KUNA reported that Kuwait's crude oil exports to Japan jumped 25.3% in October from a year earlier to 8.19 million barrels or 264,000 barrels per day for the first expansion in 2 months.
The Japanese Natural Resources and Energy Agency said that as Japan's fourth biggest oil provider, Kuwait supplied 8.1% of the Asian nation's total crude imports, compared with 6.2% in the same month of last year and 7.3% in September.
Japan's overall imports of crude oil went down 3.6% YoY to 3.28 million barrels per day for the second consecutive monthly drop. Shipments from the Middle East stood at 2.72 million barrela per day and accounted for 81.1% of the total down 3.2 percentage points from the year before.

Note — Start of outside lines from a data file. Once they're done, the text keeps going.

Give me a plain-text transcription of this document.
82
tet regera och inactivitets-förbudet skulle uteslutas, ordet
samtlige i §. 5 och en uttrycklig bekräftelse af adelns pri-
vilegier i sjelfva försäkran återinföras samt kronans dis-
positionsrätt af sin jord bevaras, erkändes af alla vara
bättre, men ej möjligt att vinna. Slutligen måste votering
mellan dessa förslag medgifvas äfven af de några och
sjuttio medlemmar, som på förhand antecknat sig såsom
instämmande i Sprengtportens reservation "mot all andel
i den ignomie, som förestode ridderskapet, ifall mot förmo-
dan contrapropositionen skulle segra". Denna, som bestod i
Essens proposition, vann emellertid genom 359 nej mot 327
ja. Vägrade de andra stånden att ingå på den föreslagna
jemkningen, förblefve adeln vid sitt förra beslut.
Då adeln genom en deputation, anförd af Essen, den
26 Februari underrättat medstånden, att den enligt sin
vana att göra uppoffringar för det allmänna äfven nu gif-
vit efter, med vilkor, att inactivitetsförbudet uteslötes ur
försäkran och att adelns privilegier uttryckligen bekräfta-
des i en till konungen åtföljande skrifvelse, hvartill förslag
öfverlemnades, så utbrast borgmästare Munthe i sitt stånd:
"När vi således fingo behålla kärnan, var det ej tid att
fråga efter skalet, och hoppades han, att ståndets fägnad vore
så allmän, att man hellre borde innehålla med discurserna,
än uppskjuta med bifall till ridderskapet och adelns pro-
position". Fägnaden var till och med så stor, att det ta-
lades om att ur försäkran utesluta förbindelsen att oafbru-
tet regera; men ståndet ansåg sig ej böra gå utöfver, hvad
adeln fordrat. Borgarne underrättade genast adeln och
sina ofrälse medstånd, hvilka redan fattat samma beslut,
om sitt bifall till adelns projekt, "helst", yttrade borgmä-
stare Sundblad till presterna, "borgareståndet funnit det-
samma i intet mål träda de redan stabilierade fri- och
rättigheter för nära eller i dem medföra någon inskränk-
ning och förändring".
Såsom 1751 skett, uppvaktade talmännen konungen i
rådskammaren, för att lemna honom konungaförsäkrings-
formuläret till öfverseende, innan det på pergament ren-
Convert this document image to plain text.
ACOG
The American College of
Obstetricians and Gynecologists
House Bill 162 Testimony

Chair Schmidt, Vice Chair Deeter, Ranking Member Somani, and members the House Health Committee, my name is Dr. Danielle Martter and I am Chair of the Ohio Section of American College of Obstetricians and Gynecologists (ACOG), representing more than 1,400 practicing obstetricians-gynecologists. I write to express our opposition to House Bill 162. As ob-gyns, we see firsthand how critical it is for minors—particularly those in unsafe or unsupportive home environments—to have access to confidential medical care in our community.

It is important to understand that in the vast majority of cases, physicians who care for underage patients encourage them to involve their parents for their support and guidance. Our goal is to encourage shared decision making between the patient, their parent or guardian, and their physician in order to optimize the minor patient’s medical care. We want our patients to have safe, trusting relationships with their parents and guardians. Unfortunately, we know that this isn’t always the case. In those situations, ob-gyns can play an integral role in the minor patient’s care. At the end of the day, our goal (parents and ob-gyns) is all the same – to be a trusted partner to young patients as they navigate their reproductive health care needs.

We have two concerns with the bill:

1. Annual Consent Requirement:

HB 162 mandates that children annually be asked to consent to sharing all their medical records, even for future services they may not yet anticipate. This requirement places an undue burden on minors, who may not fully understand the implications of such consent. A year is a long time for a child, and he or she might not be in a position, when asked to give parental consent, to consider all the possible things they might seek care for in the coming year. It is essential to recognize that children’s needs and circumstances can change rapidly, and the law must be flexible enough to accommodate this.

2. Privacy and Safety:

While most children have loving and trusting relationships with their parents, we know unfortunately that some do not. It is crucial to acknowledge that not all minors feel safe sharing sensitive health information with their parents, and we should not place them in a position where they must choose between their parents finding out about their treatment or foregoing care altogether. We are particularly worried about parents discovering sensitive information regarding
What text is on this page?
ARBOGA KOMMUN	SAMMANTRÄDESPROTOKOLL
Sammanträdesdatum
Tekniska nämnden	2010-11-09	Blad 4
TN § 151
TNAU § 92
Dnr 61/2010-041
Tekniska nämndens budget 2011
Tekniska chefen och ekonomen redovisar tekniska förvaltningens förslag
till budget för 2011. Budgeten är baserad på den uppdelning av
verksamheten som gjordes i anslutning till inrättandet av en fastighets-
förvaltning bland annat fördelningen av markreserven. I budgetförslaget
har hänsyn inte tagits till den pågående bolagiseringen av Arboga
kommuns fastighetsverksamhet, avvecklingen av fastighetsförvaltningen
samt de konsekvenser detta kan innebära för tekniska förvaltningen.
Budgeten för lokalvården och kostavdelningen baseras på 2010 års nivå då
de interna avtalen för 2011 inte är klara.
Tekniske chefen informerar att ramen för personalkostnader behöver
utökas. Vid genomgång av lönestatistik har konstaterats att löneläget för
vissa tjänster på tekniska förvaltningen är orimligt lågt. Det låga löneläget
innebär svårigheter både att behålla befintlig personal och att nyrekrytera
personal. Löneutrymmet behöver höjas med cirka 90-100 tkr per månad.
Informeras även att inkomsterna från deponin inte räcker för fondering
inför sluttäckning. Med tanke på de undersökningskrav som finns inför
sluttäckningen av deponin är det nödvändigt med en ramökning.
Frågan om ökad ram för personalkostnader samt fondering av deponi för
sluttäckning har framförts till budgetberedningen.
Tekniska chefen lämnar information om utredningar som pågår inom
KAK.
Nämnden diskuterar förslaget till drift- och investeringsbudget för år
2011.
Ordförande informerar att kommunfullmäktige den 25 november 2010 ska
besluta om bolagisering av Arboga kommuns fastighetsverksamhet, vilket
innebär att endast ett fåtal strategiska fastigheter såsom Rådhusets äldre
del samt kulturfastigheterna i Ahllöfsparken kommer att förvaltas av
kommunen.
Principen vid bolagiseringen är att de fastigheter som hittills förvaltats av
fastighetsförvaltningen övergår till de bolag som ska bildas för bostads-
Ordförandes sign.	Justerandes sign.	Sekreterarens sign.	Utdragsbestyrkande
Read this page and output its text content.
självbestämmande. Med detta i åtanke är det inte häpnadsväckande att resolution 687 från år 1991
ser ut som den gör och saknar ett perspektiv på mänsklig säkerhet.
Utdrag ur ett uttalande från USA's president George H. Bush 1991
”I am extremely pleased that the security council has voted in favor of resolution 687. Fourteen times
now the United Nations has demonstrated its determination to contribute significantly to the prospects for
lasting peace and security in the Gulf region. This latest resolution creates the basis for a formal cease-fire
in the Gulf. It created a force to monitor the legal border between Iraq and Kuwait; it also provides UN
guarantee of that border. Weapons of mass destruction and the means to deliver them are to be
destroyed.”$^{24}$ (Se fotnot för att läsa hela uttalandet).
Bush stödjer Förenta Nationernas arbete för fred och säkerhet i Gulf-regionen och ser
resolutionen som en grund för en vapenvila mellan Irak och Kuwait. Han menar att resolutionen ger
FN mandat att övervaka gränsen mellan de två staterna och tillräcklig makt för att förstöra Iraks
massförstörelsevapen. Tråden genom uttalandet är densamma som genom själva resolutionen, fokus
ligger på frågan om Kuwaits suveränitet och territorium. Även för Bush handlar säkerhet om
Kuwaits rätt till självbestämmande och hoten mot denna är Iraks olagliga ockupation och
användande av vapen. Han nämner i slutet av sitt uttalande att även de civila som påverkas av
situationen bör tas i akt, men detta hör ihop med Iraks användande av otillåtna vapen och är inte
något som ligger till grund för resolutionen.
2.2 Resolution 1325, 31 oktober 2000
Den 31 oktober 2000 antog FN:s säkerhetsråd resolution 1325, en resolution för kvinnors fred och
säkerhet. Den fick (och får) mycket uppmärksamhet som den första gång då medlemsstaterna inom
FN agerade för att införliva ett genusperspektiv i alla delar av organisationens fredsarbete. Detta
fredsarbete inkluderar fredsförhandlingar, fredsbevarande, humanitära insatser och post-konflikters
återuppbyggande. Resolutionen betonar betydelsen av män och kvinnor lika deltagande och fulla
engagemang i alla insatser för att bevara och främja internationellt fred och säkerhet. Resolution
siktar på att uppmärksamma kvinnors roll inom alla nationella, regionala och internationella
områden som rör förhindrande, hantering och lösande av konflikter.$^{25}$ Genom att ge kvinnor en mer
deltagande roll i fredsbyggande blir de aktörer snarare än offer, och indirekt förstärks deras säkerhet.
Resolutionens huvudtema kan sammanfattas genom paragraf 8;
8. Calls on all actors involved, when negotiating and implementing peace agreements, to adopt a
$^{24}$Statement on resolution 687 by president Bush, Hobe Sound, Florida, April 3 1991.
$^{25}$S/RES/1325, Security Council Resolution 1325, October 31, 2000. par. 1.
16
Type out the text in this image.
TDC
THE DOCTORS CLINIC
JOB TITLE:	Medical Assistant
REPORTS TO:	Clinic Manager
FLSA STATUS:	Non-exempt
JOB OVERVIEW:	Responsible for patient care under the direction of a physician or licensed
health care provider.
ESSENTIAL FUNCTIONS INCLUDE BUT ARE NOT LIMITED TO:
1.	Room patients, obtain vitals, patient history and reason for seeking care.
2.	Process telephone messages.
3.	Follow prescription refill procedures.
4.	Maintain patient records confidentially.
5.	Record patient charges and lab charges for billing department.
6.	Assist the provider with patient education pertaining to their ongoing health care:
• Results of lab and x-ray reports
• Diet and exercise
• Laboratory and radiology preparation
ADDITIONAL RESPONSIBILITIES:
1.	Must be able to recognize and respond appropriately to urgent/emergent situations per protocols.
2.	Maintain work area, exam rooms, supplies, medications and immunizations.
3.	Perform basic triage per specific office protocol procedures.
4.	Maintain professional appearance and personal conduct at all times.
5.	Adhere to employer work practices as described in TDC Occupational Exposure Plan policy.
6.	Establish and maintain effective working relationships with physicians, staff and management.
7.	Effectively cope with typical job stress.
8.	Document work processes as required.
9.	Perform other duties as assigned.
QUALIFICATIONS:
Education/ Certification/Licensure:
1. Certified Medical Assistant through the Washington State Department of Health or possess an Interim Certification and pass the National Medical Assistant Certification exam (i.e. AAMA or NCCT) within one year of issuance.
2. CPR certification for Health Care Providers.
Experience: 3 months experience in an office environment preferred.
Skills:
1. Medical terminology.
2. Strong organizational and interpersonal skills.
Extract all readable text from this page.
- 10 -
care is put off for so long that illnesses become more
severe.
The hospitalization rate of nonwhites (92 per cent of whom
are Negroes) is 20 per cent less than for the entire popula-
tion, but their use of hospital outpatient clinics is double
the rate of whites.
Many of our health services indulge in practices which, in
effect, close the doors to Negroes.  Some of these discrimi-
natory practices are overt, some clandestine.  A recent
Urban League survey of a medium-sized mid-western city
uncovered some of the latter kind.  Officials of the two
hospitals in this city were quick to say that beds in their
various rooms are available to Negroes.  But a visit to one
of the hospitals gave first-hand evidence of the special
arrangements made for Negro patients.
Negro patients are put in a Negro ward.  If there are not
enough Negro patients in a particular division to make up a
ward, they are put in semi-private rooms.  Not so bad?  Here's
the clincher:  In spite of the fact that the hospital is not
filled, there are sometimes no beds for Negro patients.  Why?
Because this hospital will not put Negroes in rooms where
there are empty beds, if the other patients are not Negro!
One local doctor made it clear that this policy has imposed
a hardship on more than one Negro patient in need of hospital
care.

Saudi Arabia seized the top spot, with imports from the Kingdom growing 1.0% on the year to 1.04 million barrels per day followed by the United Arab Emirates with 725,000 barrels per day down 1.6%. Qatar ranked third but its shipments declined 12.9% to 309,000 barrel per day and Russia was fifth with 202,000 barrels per day up 11.4%.
Although the Japanese government has decided to provide insurance for tankers carrying Iranian crude bound for Japan imports from Iran plunged 40.2% last month to 157,000 barrels per day. The legislation enables the world's No.3 oil consumer to continue importing Iranian oil even after new European Union sanctions against Iran starting from July which ban insurance firms of EU countries from covering Iran's exports. Japan has already secured a waiver from US financial sanctions against Iran in return for cutting its imports of Iranian crude oil.
Resources poor Japan is the world's third largest oil consumer after the US and China and it relies on crude oil imports for about 50 percent of its energy needs. Shipments of direct deal which prices are based on the average spot price of Dubai crude, the benchmark for Asia, account for about 80 percent of Japan's crude imports.